Claro que o resultado precisa ser recebido com equilíbrio e serenidade, mas as pessoas parecem estar percebendo e reforçando uma mudança de cenário. E tal situação passa a reforçar a tendência e a necessidade de baixar juros, o que será deliberado nos próximos dias em uma nova reunião do Copom. Fatores ligados aos setores de alimentos e a serviços podem ajudar a melhorar os riscos sobre os índices de preços e dar o conforto para que o Banco Central comece a cortar gradualmente os índices.
A diminuição da Selic pode ficar, no mínimo na casa de 0,25 ponto percentual e em novembro poderia ter uma nova queda. O fato é que os ingredientes do cenário micro e macroeconômico já dão substância para essa importante mudança, e isso implica diretamente no ânimo da economia e no estímulo ao crescimento. É o círculo virtuoso, de que falei.
O governo precisa intensificar, no entanto, o processo de arrumar a casa. Não pode dar sinais erráticos de irresponsabilidade e descontrole dos gastos públicos. Nesse sentido, ganha importância a aprovação da PEC que limita os gastos públicos e, por consequência, cria um novo regime fiscal. Encaminhada pelo governo à Câmara dos Deputados, o projeto prevê a fixação de limite para despesas públicas federais dos três poderes e determina que o aumento dos gastos não seja maior que a inflação do ano anterior. Se aprovado pelo Congresso, o novo regime fiscal já entrará em vigor no próximo ano, com prazo de validade total de 20 anos.

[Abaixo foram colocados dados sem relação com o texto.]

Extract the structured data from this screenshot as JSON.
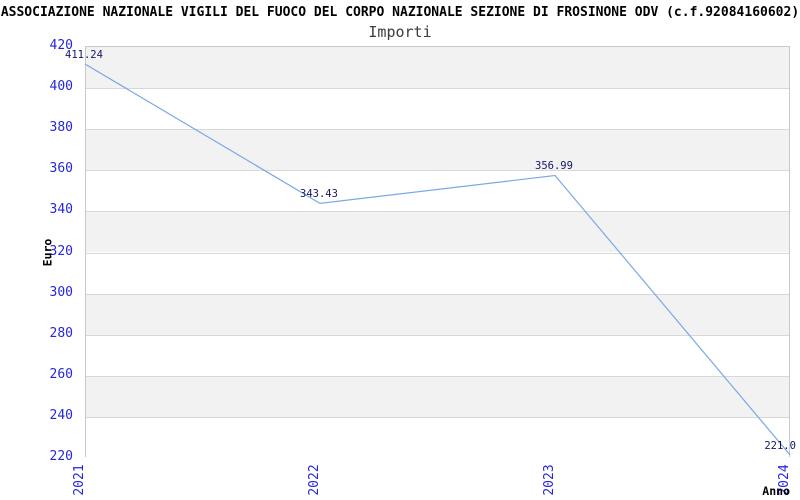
{
  "header": {
    "title": "ASSOCIAZIONE NAZIONALE VIGILI DEL FUOCO DEL CORPO NAZIONALE SEZIONE DI FROSINONE ODV (c.f.92084160602)",
    "subtitle": "Importi"
  },
  "chart_data": {
    "type": "line",
    "title": "Importi",
    "categories": [
      "2021",
      "2022",
      "2023",
      "2024"
    ],
    "values": [
      411.24,
      343.43,
      356.99,
      221.0
    ],
    "point_labels": [
      "411.24",
      "343.43",
      "356.99",
      "221.0"
    ],
    "xlabel": "Anno",
    "ylabel": "Euro",
    "ylim": [
      220,
      420
    ],
    "ytick_step": 20,
    "yticks": [
      420,
      400,
      380,
      360,
      340,
      320,
      300,
      280,
      260,
      240,
      220
    ],
    "legend": "none",
    "grid": "horizontal-bands",
    "colors": {
      "line": "#79a9e8",
      "tick_label": "#2626dd",
      "point_label": "#16166b",
      "band_a": "#f2f2f2",
      "band_b": "#ffffff",
      "gridline": "#d8d8d8",
      "plot_border": "#c9c9c9",
      "title": "#000000",
      "subtitle": "#3d3d3d"
    }
  }
}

A essência do projeto é a atualização da despesa primária de 2016 pelo IPCA e sua utilização como limite no exercício de 2017. Para os 19 anos seguintes, a regra se repete: vale a atualização pelo IPCA da despesa do ano anterior e a aplicação do resultado como o limite para o ano corrente. Em caso de descumprimento, fica vedada a concessão de vantagem, aumento, reajuste ou readequação de remuneração de servidores públicos. Também ficará proibida a criação de cargo, emprego ou função, bem como a realização de concurso público.
Claro que o tema é polêmico e precisa ser analisado no detalhe, especialmente no que concerne às áreas essenciais, como saúde e educação. Entretanto, inclusive e principalmente nesses casos, o problema está na qualidade do gasto público. Então, chegou a hora de o Brasil, para além de pensar em ampliar investimentos, uma ideia sempre mais fácil e politicamente palatável, cuidar melhor do dinheiro que já aplica. Essa transformação, de ordem legal e cultural, será importante para que o país recupere sua credibilidade interna e externa e volte a crescer de maneira consistente.

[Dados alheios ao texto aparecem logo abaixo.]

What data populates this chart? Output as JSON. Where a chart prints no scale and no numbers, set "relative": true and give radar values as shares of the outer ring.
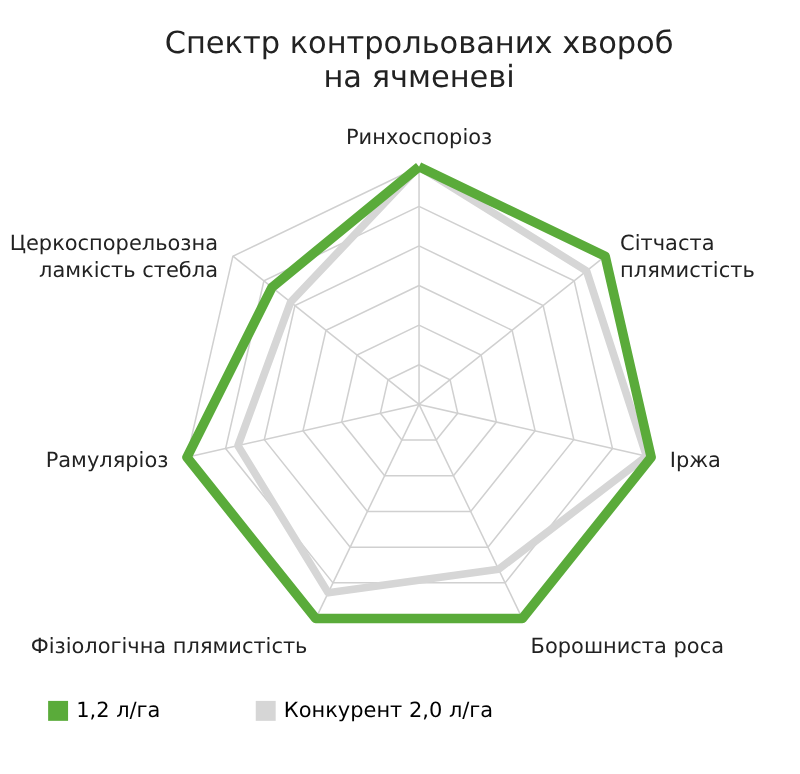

Não é hora de sinais trocados. A queda na taxa de juros e a aprovação da limitação de gastos públicos são medidas que atuam em dinâmicas diferentes, mas ambas sinalizam para o mesmo caminho de reconstrução. A sociedade brasileira e a comunidade internacional precisam entender que o Brasil está efetivamente disposto a sair da recessão. Para isso, é necessário reconstruir o equilíbrio fiscal e promover o crescimento econômico – uma equação que deve ocorrer em concomitância. Que saibamos acertar o passo, sem mais esperar.